Time’s riddle, from a philosophical point of view... - Tony Fisher

Tree Photo by Tony Fisher, Warbstow, Cranworthy Water, 19th Aug 2020

(T-30) Is time something we count or does counting presuppose time?

Time is not an arrow, shooting forever into the future, without cessation, without a target; but nor is time unconcerned with the problem of futurity... Time presses on... Tick, Tock...

(T-25) Time does not ‘run down’ to zero; yet human existence is permeated by time’s measurement... we say we have time for this, but not for that... that we must dash, or that we can tarry awhile...

There is the time that is appropriate for our deeds and actions.

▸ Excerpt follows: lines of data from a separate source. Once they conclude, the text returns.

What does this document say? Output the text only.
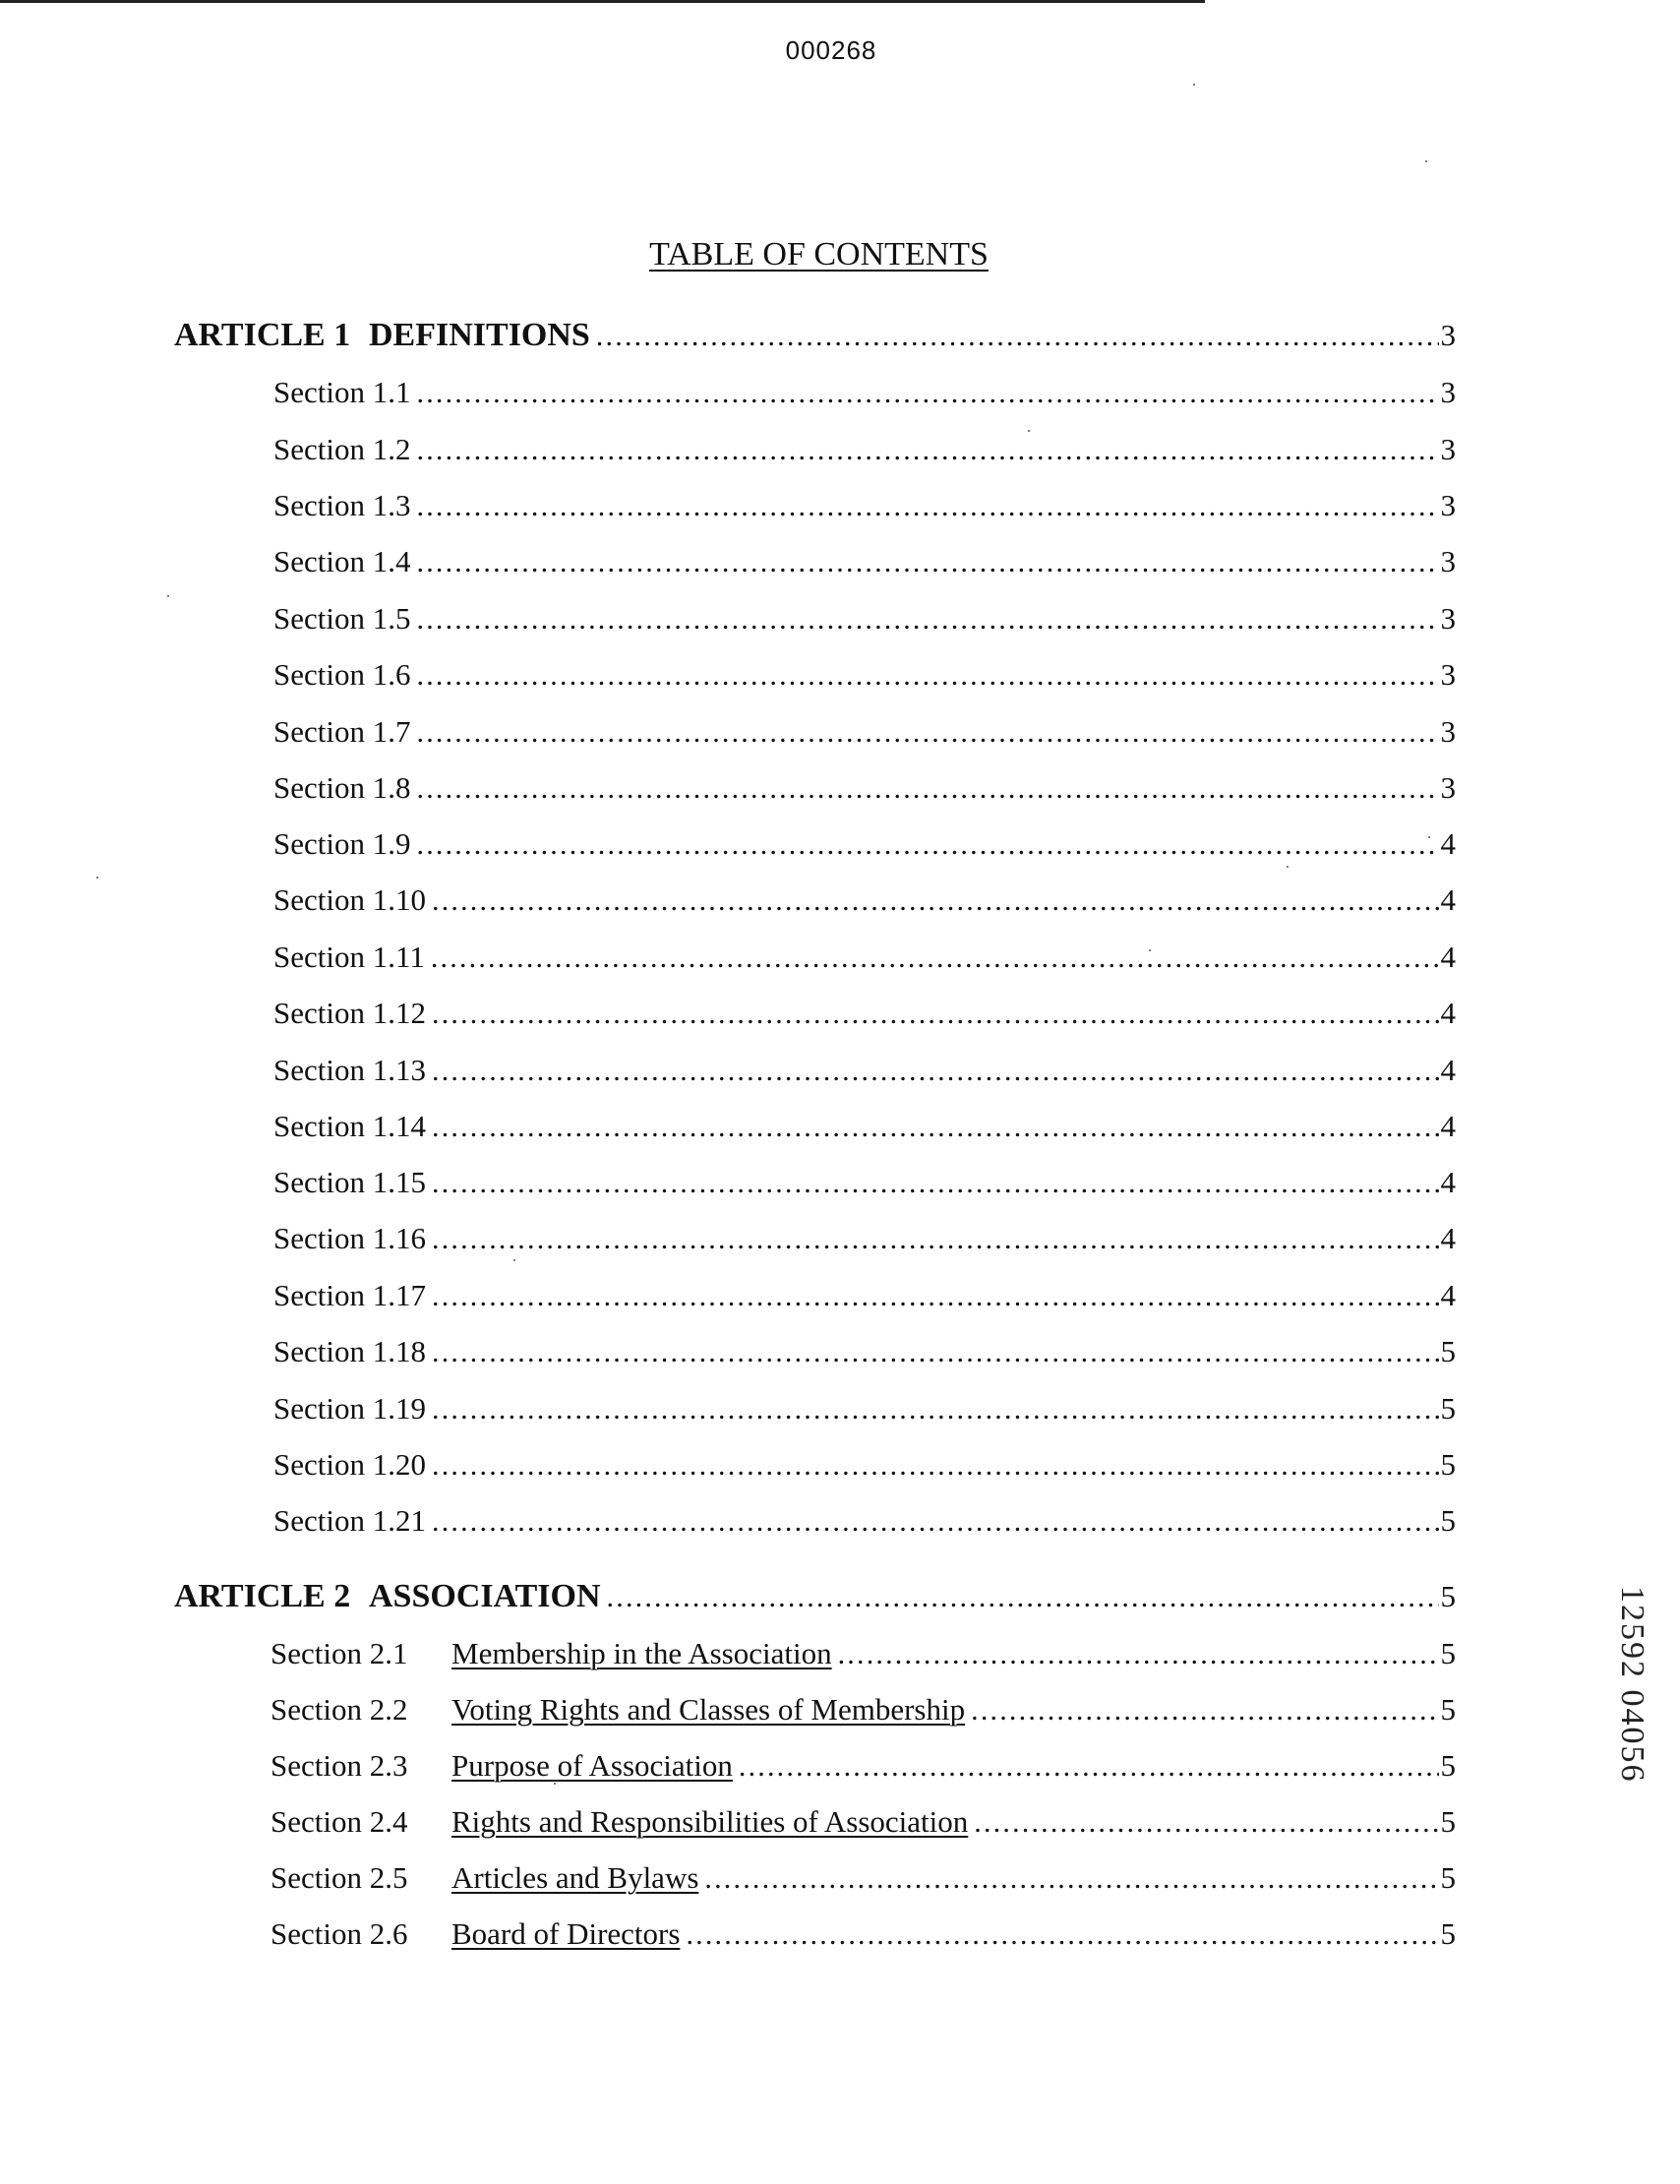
000268
TABLE OF CONTENTS
ARTICLE 1 DEFINITIONS .....	3
Section 1.1 .....	3
Section 1.2 .....	3
Section 1.3 .....	3
Section 1.4 .....	3
Section 1.5 .....	3
Section 1.6 .....	3
Section 1.7 .....	3
Section 1.8 .....	3
Section 1.9 .....	4
Section 1.10 .....	4
Section 1.11 .....	4
Section 1.12 .....	4
Section 1.13 .....	4
Section 1.14 .....	4
Section 1.15 .....	4
Section 1.16 .....	4
Section 1.17 .....	4
Section 1.18 .....	5
Section 1.19 .....	5
Section 1.20 .....	5
Section 1.21 .....	5
ARTICLE 2 ASSOCIATION .....	5
Section 2.1	Membership in the Association .....	5
Section 2.2	Voting Rights and Classes of Membership .....	5
Section 2.3	Purpose of Association .....	5
Section 2.4	Rights and Responsibilities of Association .....	5
Section 2.5	Articles and Bylaws .....	5
Section 2.6	Board of Directors .....	5
12592 04056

Heidegger called this ‘clock time’. It is the time that holds us in its grip, that disciplines our day, that regulates what we do, that imposes its norms – we embody clock time without thought (‘now’ time, clock time, the time for doing this or that, for waking up, for sleeping, for working, for leisure activity, for more work) Clock time presses in: oppressive, structured, breathless, frenetic; it is busy time; forgetful time; the time of labour; laborious time.

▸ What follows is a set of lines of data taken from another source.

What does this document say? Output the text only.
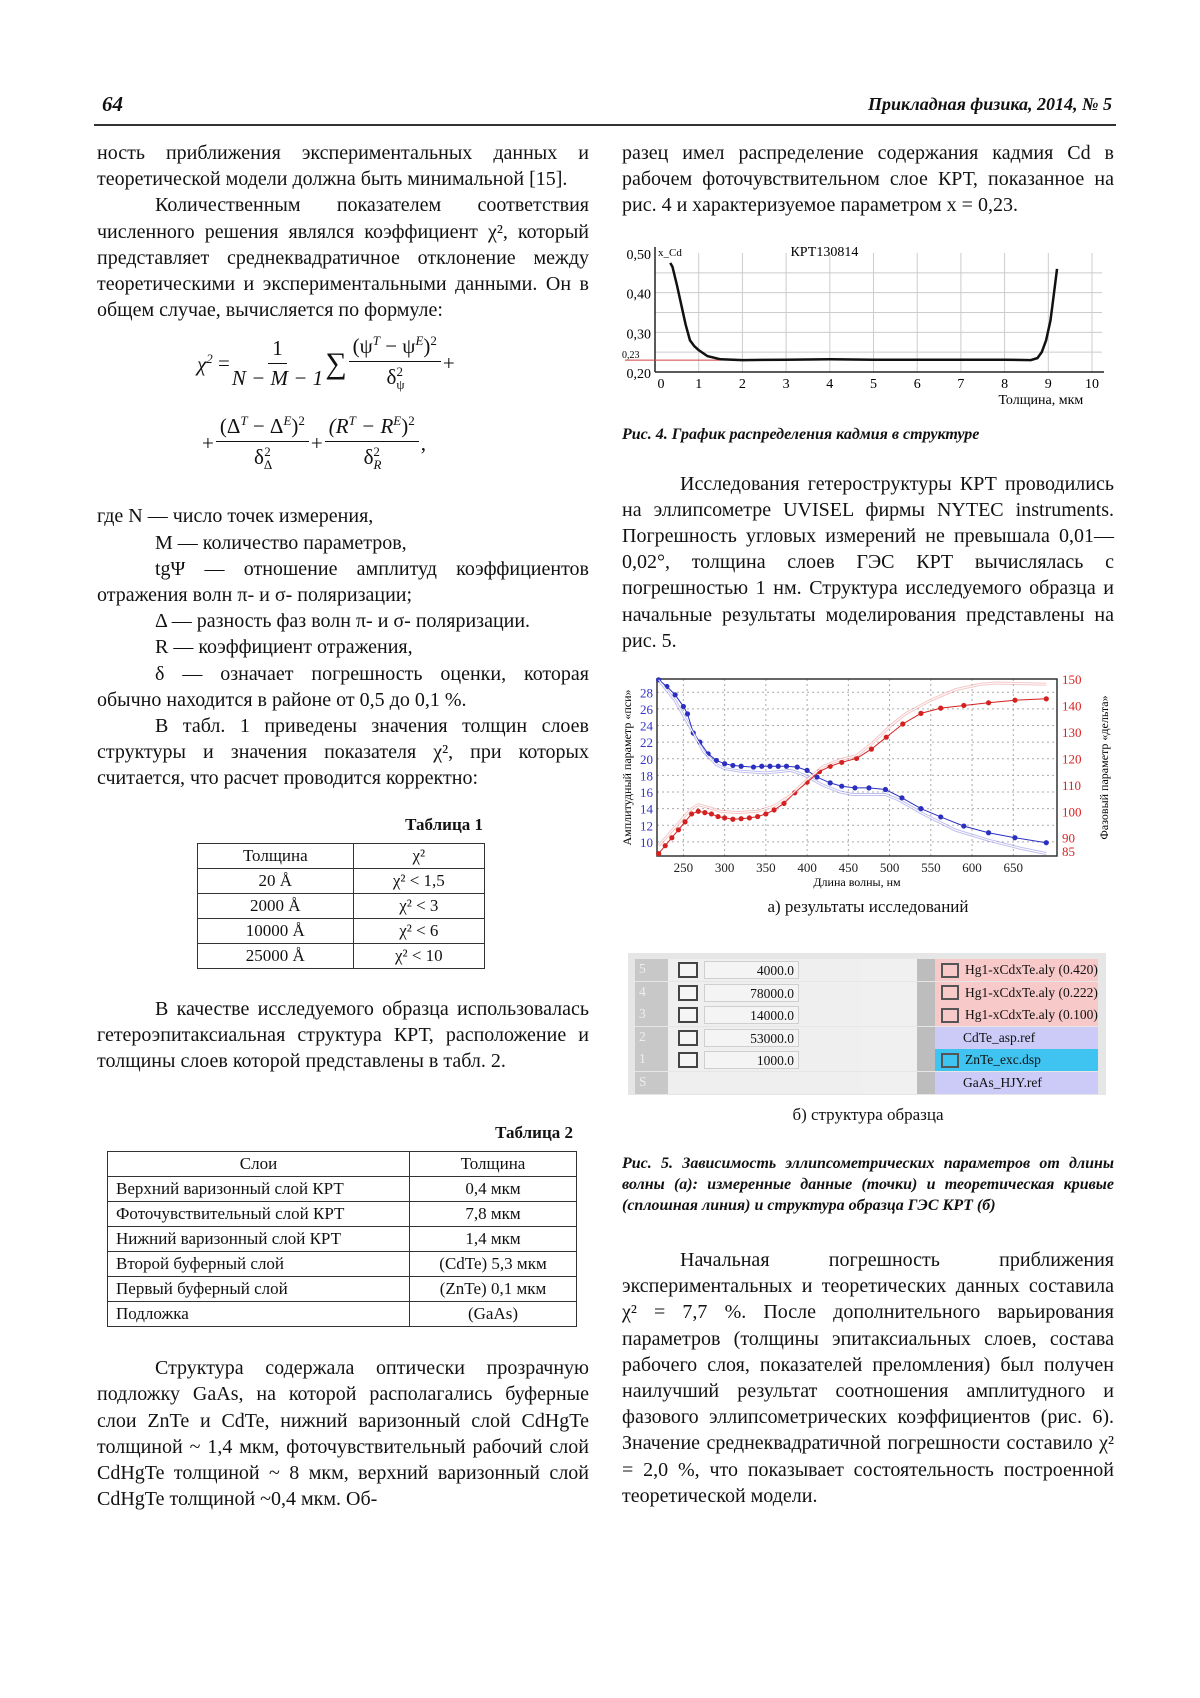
64	Прикладная физика, 2014, № 5

ность приближения экспериментальных данных и теоретической модели должна быть минимальной [15].

Количественным показателем соответствия численного решения являлся коэффициент χ², который представляет среднеквадратичное отклонение между теоретическими и экспериментальными данными. Он в общем случае, вычисляется по формуле:

$\chi^2$
= $\frac{1}{N - M - 1}$ ∑ $\frac{(\psi^T - \psi^E)^2}{\delta_\psi^2}$ +
+ $\frac{(\Delta^T - \Delta^E)^2}{\delta_\Delta^2} + \frac{(R^T - R^E)^2}{\delta_R^2}$ ,

где N — число точек измерения,

M — количество параметров,

tgΨ — отношение амплитуд коэффициентов отражения волн π- и σ- поляризации;

Δ — разность фаз волн π- и σ- поляризации.

R — коэффициент отражения,

δ — означает погрешность оценки, которая обычно находится в районе от 0,5 до 0,1 %.

В табл. 1 приведены значения толщин слоев структуры и значения показателя χ², при которых считается, что расчет проводится корректно:

Таблица 1
Толщина	χ²
20 Å	χ² < 1,5
2000 Å	χ² < 3
10000 Å	χ² < 6
25000 Å	χ² < 10

В качестве исследуемого образца использовалась гетероэпитаксиальная структура КРТ, расположение и толщины слоев которой представлены в табл. 2.

Таблица 2
Слои	Толщина
Верхний варизонный слой КРТ	0,4 мкм
Фоточувствительный слой КРТ	7,8 мкм
Нижний варизонный слой КРТ	1,4 мкм
Второй буферный слой	(CdTe) 5,3 мкм
Первый буферный слой	(ZnTe) 0,1 мкм
Подложка	(GaAs)

Структура содержала оптически прозрачную подложку GaAs, на которой располагались буферные слои ZnTe и CdTe, нижний варизонный слой CdHgTe толщиной ~ 1,4 мкм, фоточувствительный рабочий слой CdHgTe толщиной ~ 8 мкм, верхний варизонный слой CdHgTe толщиной ~0,4 мкм. Об-

разец имел распределение содержания кадмия Cd в рабочем фоточувствительном слое КРТ, показанное на рис. 4 и характеризуемое параметром x = 0,23.

0,23
0,20
0,30
0,40
0,50
0 1	2	3	4	5	6	7	8	9 10
x_Cd	КРТ130814
Толщина, мкм
Рис. 4. График распределения кадмия в структуре

Исследования гетероструктуры КРТ проводились на эллипсометре UVISEL фирмы NYTEC instruments. Погрешность угловых измерений не превышала 0,01—0,02°, толщина слоев ГЭС КРТ вычислялась с погрешностью 1 нм. Структура исследуемого образца и начальные результаты моделирования представлены на рис. 5.

250 300 350 400 450 500 550 600 650
10
12
14
16
18
20
22
24
26
28
85
90
100
110
120
130
140
150
Длина волны, нм
Амплитудный параметр «пси»	Фазовый параметр «дельта»
а) результаты исследований
5	4000.0	Hg1-xCdxTe.aly (0.420)
4	78000.0	Hg1-xCdxTe.aly (0.222)
3	14000.0	Hg1-xCdxTe.aly (0.100)
2	53000.0	CdTe_asp.ref
1	1000.0	ZnTe_exc.dsp
S	GaAs_HJY.ref
б) структура образца
Рис. 5. Зависимость эллипсометрических параметров от длины волны (а): измеренные данные (точки) и теоретическая кривые (сплошная линия) и структура образца ГЭС КРТ (б)

Начальная погрешность приближения экспериментальных и теоретических данных составила χ² = 7,7 %. После дополнительного варьирования параметров (толщины эпитаксиальных слоев, состава рабочего слоя, показателей преломления) был получен наилучший результат соотношения амплитудного и фазового эллипсометрических коэффициентов (рис. 6). Значение среднеквадратичной погрешности составило χ² = 2,0 %, что показывает состоятельность построенной теоретической модели.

(T-20) But it is also ‘derivative’, according to Heidegger...

What does it mean to say time is derivative? From what does it derive? Time is not reducible to clock time; clock time is no more than the ordering of another time, the imposition of regularity on a time that is profoundly irregular . . . a more fundamental time...

 

Niton-undercliff by Tony Fisher, 25th Aug 2018

 
 
 
 
 
 
 

(T-15) What of this other time that precedes our everyday experience of time? Is it that great flowing river, that majestic passage of empty instants, held forever in the eternity of a continuum outside of time? What if time were neither flow nor arrow nor linearity nor regularity? St. Augustine discovered the riddle of time’s appearance by way of this other concealed time, of time’s ‘other’.

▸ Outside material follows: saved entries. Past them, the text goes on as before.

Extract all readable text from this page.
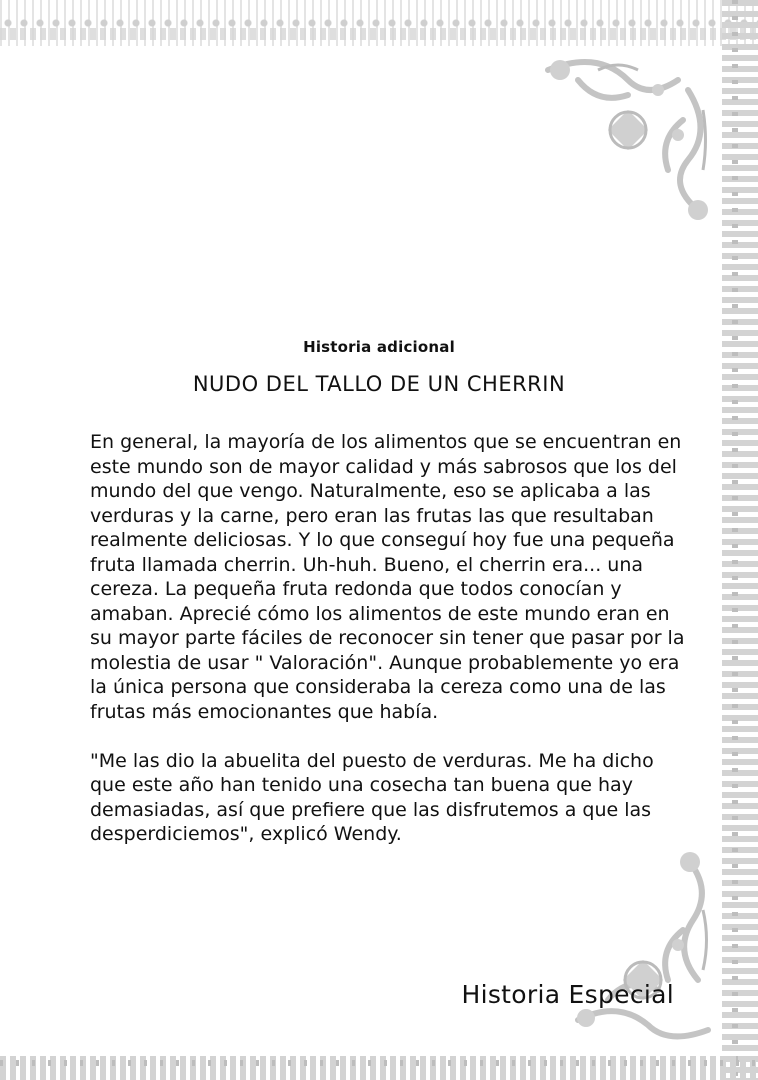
Historia adicional
NUDO DEL TALLO DE UN CHERRIN

En general, la mayoría de los alimentos que se encuentran en este mundo son de mayor calidad y más sabrosos que los del mundo del que vengo. Naturalmente, eso se aplicaba a las verduras y la carne, pero eran las frutas las que resultaban realmente deliciosas. Y lo que conseguí hoy fue una pequeña fruta llamada cherrin. Uh-huh. Bueno, el cherrin era... una cereza. La pequeña fruta redonda que todos conocían y amaban. Aprecié cómo los alimentos de este mundo eran en su mayor parte fáciles de reconocer sin tener que pasar por la molestia de usar " Valoración". Aunque probablemente yo era la única persona que consideraba la cereza como una de las frutas más emocionantes que había.

"Me las dio la abuelita del puesto de verduras. Me ha dicho que este año han tenido una cosecha tan buena que hay demasiadas, así que prefiere que las disfrutemos a que las desperdiciemos", explicó Wendy.

Historia Especial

If time ‘is coming out of what does not yet exist, passing through what has no duration, and moving into what no longer exists’, then why am I so familiar with future time, with past time? Must the future and the past not also make their appearance in my present? 

(T-10) Phenomenological time provided an answer: Husserl proclaimed the present to be, not an instant, but a stretch: the stretched time of the long now, a comet’s tail, a present that retains its past, while anticipating its future... pure, subjective time...

Heidegger went further: temporality is our fundamental mode of being. Time ‘opens’ a world for us: we project time, and the time of the world is no more than the flowering of our own temporalisation.

Think about it, said Kant – if time and space were real features of the world, we would be able to see them... touch them...

 
 
 

“Time is not an arrow, shooting forever into the future, without cessation, without a target…”

 
 
 

(T-5) But doesn’t time touch us? Don’t we feel time in aching bones, or witness it in wrinkles etched on faces? don’t we fear time’s effect...? we resist time because we know that time is running out, and that running out belongs somehow to time’s nature...

(T-1) And what of those other times? The circular time of seasons? Or geological time, which carves itself upon our dawning planetary consciousness in the form of deep ecology, deep history: does this not speak of a depth of time that escapes our experience of time?

(T-0) If time is irreducible to a mere countdown, then why are we incapable of resisting the fatal temptation of the zero? 

Time is our ‘amor fati’... the fatal love of time.